A pair of regulars were squirming round her to the bar, smoothly borrowing a ten-bob note from a familiar face in the crowd as they passed.
‘Who are all these people? Your pub’s not your own. Where are they all from, for God’s sake?’ said one of them, a tall, fat man in a big black hat and a poncey pink Indian silk scarf knotted at his neck. And suede shoes. Poof, probably. Only poofs wore suede shoes.

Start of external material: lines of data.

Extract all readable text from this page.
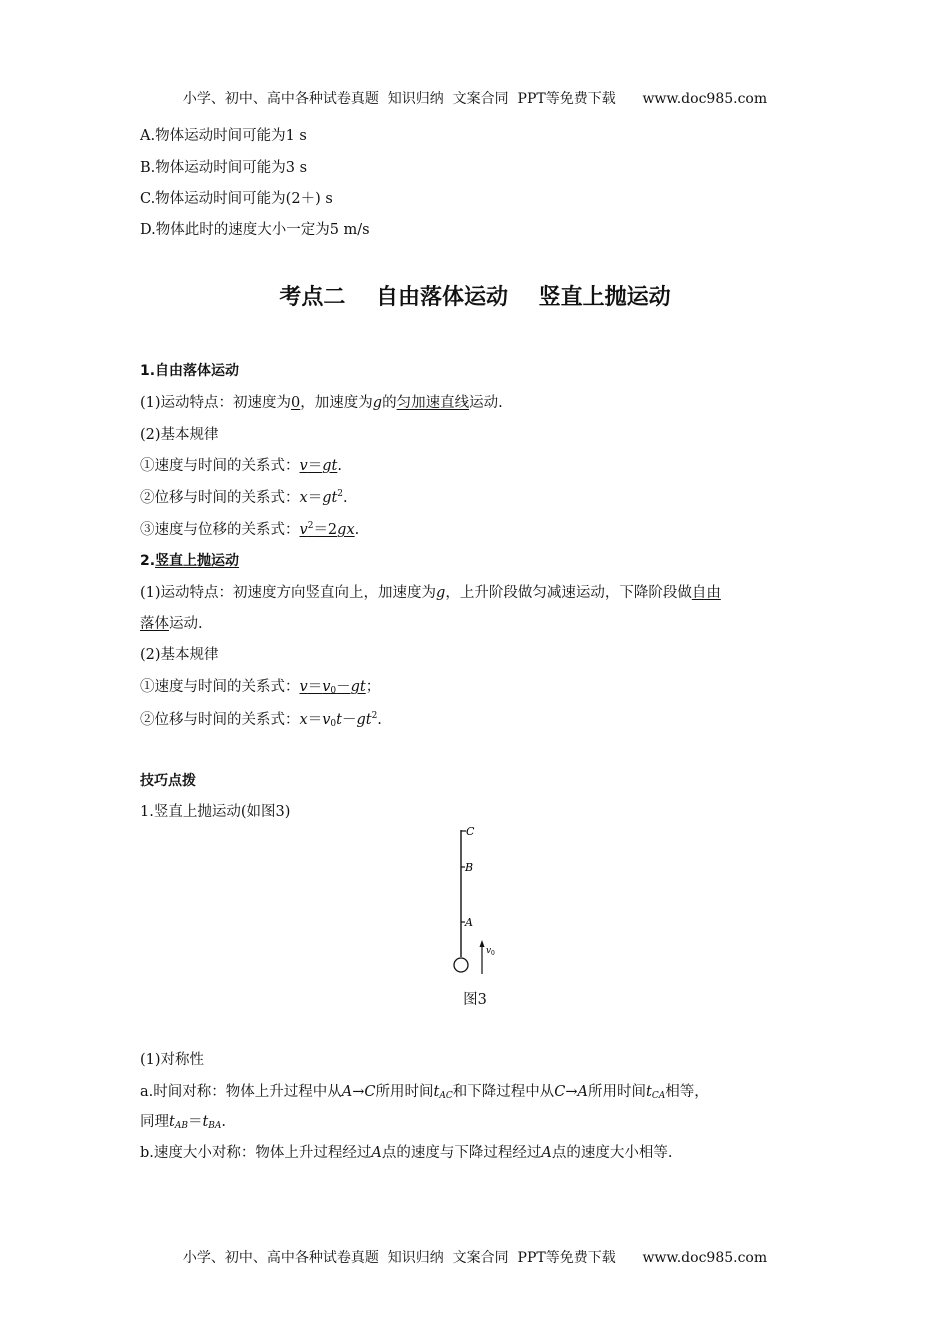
小学、初中、高中各种试卷真题  知识归纳  文案合同  PPT等免费下载      www.doc985.com
A.物体运动时间可能为1 s
B.物体运动时间可能为3 s
C.物体运动时间可能为(2＋) s
D.物体此时的速度大小一定为5 m/s
考点二    自由落体运动    竖直上抛运动
1.自由落体运动
(1)运动特点：初速度为0，加速度为g的匀加速直线运动.
(2)基本规律
①速度与时间的关系式：v＝gt.
②位移与时间的关系式：$x=gt^2$.
③速度与位移的关系式：$v^2=2gx$.
2.竖直上抛运动
(1)运动特点：初速度方向竖直向上，加速度为g，上升阶段做匀减速运动，下降阶段做自由
落体运动.
(2)基本规律
①速度与时间的关系式：v＝v0－gt；
②位移与时间的关系式：$x=v0t-gt^2$.
技巧点拨
1.竖直上抛运动(如图3)
C
B
A
v 0
图3
(1)对称性
a.时间对称：物体上升过程中从A→C所用时间$t_{AC}$和下降过程中从C→A所用时间$t_{CA}$相等，
同理$t_{AB}=t_{BA}$.
b.速度大小对称：物体上升过程经过A点的速度与下降过程经过A点的速度大小相等.
小学、初中、高中各种试卷真题  知识归纳  文案合同  PPT等免费下载      www.doc985.com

‘Streatham, darling. Streatham Common. I told you we should have gone to the Fitzroy,’ drawled his friend, a rat-faced toff in a covert coat the colour of dishwater and a striped tie so horrible it had to mean something. You got them like that in the shop: debs’ delights with frayed shirtcuffs and stiff collars: pricing cashmere but buying lambswool.
‘Don’t they have any fucking pubs in fucking Streatham?’
Aye-aye. Lang-guage. The smoky room was suddenly short of oxygen as drinkers on all sides sniffed disapprovingly. The landlord’s face flickered a warning and the double act closed down, concentrating on their scrounged gins. Too bloody cold to go looking for another pub.
There were actually some very nice pubs in fucking Streatham. Proper pubs with saloon bars and carpet.
The smelly old woman had started up again.
‘I sa-a-a-aid: You-wouldn’t-like-to-buy-me-a-Drink, would you, duckie?’
Tony had fought his way through the bar and was signalling for Jane to join him at the door. She grabbed her coat from under the bench and slid the handbag down the side of her carrier, taking care not to crush her new outfit. The owner’s name would be inside somewhere. She could sort it out tomorrow lunchtime.